Des propos soutenus par Latifatou Rabo, collaboratrice de Rachide, qui dans un premier temps avait refusé de se prononcer quand nous lui avons tendu le micro. Après des échanges rassurants, elle se confie enfin. « La population burkinabé doit accorder plus de respect aux membres de l’AFOV car leur cause est noble. Les gens nous insultent. Ils nous disent d’aller chercher du boulot car ceci n’est pas un boulot », a-t-elle déploré.
Une fois que le feu passe au rouge, ils saisissent également cette occasion d’arrêt pour approcher ces derniers et soumettre une doléance. « Nous demandons de l’aide. Votre contribution s’il vous plait » lancent-ils. Et des âmes sensibles réagissent. « Notre journée se passe bien avec l’aide des gens », a affirmé Rachide Yamwenda.
Ils se voient souvent obligés d’aider certaines personnes qui ont du mal à faire démarrer leurs engins lorsque le feu passe au vert en les poussant par l’arrière. En effet, juste après notre arrivée, une pareille scène s’est produite. L’un d’entre eux a aidé un homme à pousser sa voiture afin de libérer la voie.
Cependant, des difficultés ne manquent pas. Latifa Rabo nous confie qu’ils passent 11 heures de temps par jour pour règlementer la circulation. « Nous montons de 7h à 13 h. Nous prenons la pause et nous reprenons de 14h à 17h, chaque jour. Nous ne recevons pas de salaire par mois. Nous nous en sortons grâce à la contribution de certains usagers. Ce qui permet à chacun d’avoir au moins 1000f à la fin de la journée », explique-t-elle.

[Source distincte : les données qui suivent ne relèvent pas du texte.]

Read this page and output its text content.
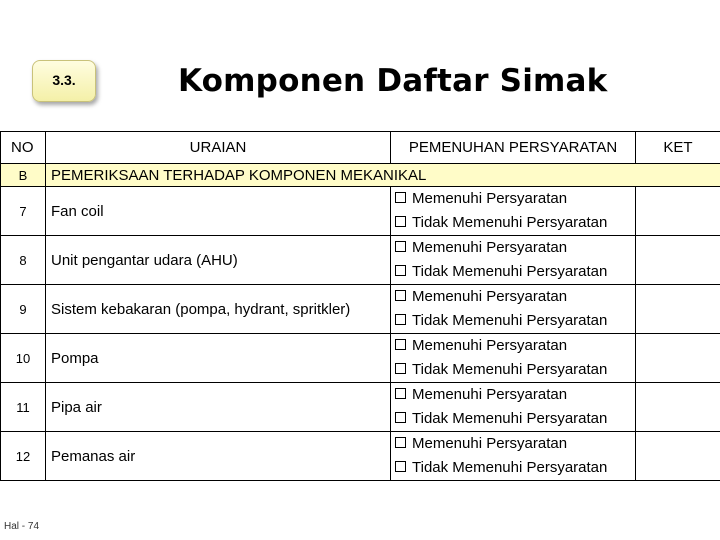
3.3.	Komponen Daftar Simak
NO	URAIAN	PEMENUHAN PERSYARATAN	KET
B	PEMERIKSAAN TERHADAP KOMPONEN MEKANIKAL		
7	Fan coil	Memenuhi Persyaratan
Tidak Memenuhi Persyaratan	

8	Unit pengantar udara (AHU)	Memenuhi Persyaratan
Tidak Memenuhi Persyaratan	

9	Sistem kebakaran (pompa, hydrant, spritkler)	Memenuhi Persyaratan
Tidak Memenuhi Persyaratan	

10	Pompa	Memenuhi Persyaratan
Tidak Memenuhi Persyaratan	

11	Pipa air	Memenuhi Persyaratan
Tidak Memenuhi Persyaratan	

12	Pemanas air	Memenuhi Persyaratan
Tidak Memenuhi Persyaratan	

Hal - 74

Les accidents de la route, monnaie courante à Ouagadougou
Selon Sayouba Nikièma, commerçant de fauteuils, dans une ville comme Ouagadougou où les accidents de la route sont devenus monnaie courante, l’initiative prise par l’AFOV de sécuriser la circulation est salutaire. « Vous verrez des enfants de rien du tout qui font des acrobaties avec les motos et ils ne se posent même pas de questions sur la densité de la circulation. Je me dis qu’ils n’ont pas été beaucoup sensibilisés sur ça et quand je regarde, c’est décevant », a-t-il lâché. Et il poursuit sur la dégradation de la qualité de leur prestation. « Ils faisaient un très bon boulot au début surtout quand on fait face aux situations de délestages. Mais, avec le temps, ils ont baissé la rigueur qui faisait leur particularité », a-t-il indiqué.
Pour lui, la présence des agents de l’AFOV au niveau du feu tricolore n’a pas de changement capital. « En temps normal, leur présence devrait amoindrir les accidents de la route. Mais, nous ne pouvons pas passer toute une journée sans constater un accident. Je me demande s’ils ont reçu des formations avant de venir commencer à travailler », s’est-il interrogé.

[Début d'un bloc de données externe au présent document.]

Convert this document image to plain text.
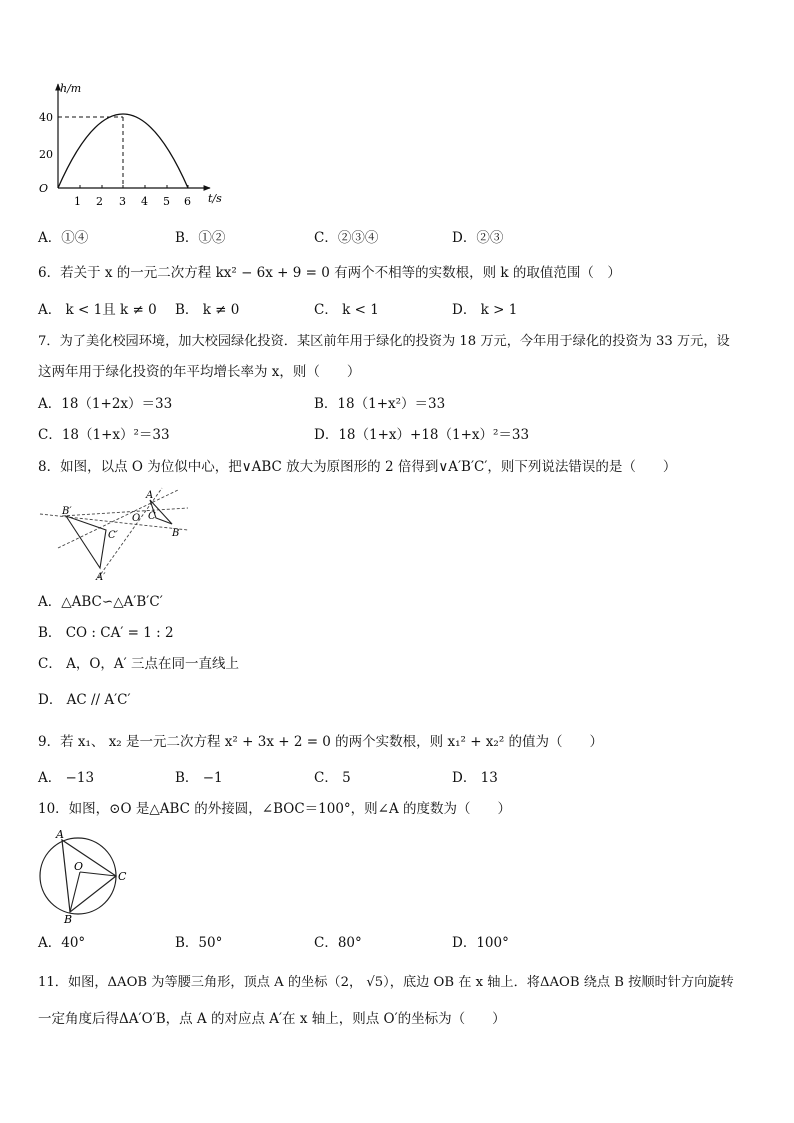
h/m
t/s
O
40
20
1 2 3 4 5 6
A．①④	B．①②	C．②③④	D．②③
6．若关于 x 的一元二次方程 kx² − 6x + 9 = 0 有两个不相等的实数根，则 k 的取值范围（　）
A． k < 1且 k ≠ 0 B． k ≠ 0	C． k < 1	D． k > 1
7．为了美化校园环境，加大校园绿化投资．某区前年用于绿化的投资为 18 万元，今年用于绿化的投资为 33 万元，设
这两年用于绿化投资的年平均增长率为 x，则（　　）
A．18（1+2x）＝33	B．18（1+x²）＝33
C．18（1+x）²＝33	D．18（1+x）+18（1+x）²＝33
8．如图，以点 O 为位似中心，把∨ABC 放大为原图形的 2 倍得到∨A′B′C′，则下列说法错误的是（　　）
B′
C′
A′
O
A
C
B
A．△ABC∽△A′B′C′
B． CO : CA′ = 1 : 2
C． A，O，A′ 三点在同一直线上
D． AC // A′C′
9．若 x₁、 x₂ 是一元二次方程 x² + 3x + 2 = 0 的两个实数根，则 x₁² + x₂² 的值为（　　）
A． −13	B． −1	C． 5	D． 13
10．如图，⊙O 是△ABC 的外接圆，∠BOC＝100°，则∠A 的度数为（　　）
A
O
C
B
A．40°	B．50°	C．80°	D．100°
11．如图，ΔAOB 为等腰三角形，顶点 A 的坐标（2， √5），底边 OB 在 x 轴上．将ΔAOB 绕点 B 按顺时针方向旋转
一定角度后得ΔA′O′B，点 A 的对应点 A′在 x 轴上，则点 O′的坐标为（　　）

A l’endroit de tous, le message de Latifatou Rabo est interpellateur. « Je demande à tout un chacun de circuler à vitesse modéré. Certes, nous essayons d’éviter les accidents mais si on ne nous facilite pas la tâche, c’est compliqué », a-t-elle lancé.
Selon Sayouba Nikièma, l’Etat doit intégrer le code de la route dans le programme scolaire. Je ne parle pas de permis de conduire mais plutôt, du code de la route », a-t-il laissé entendre.
A l’en croire, tous n’ont pas les moyens de faire le permis de conduire mais, tous ont besoin d’emprunter la route et la maîtrise du code de la route serait bénéfique à tous. « J’insiste sur l’éducation parce que tous les enfants qui naissent aujourd’hui ont des fortes chances d’aller à l’école », a-t-il expliqué.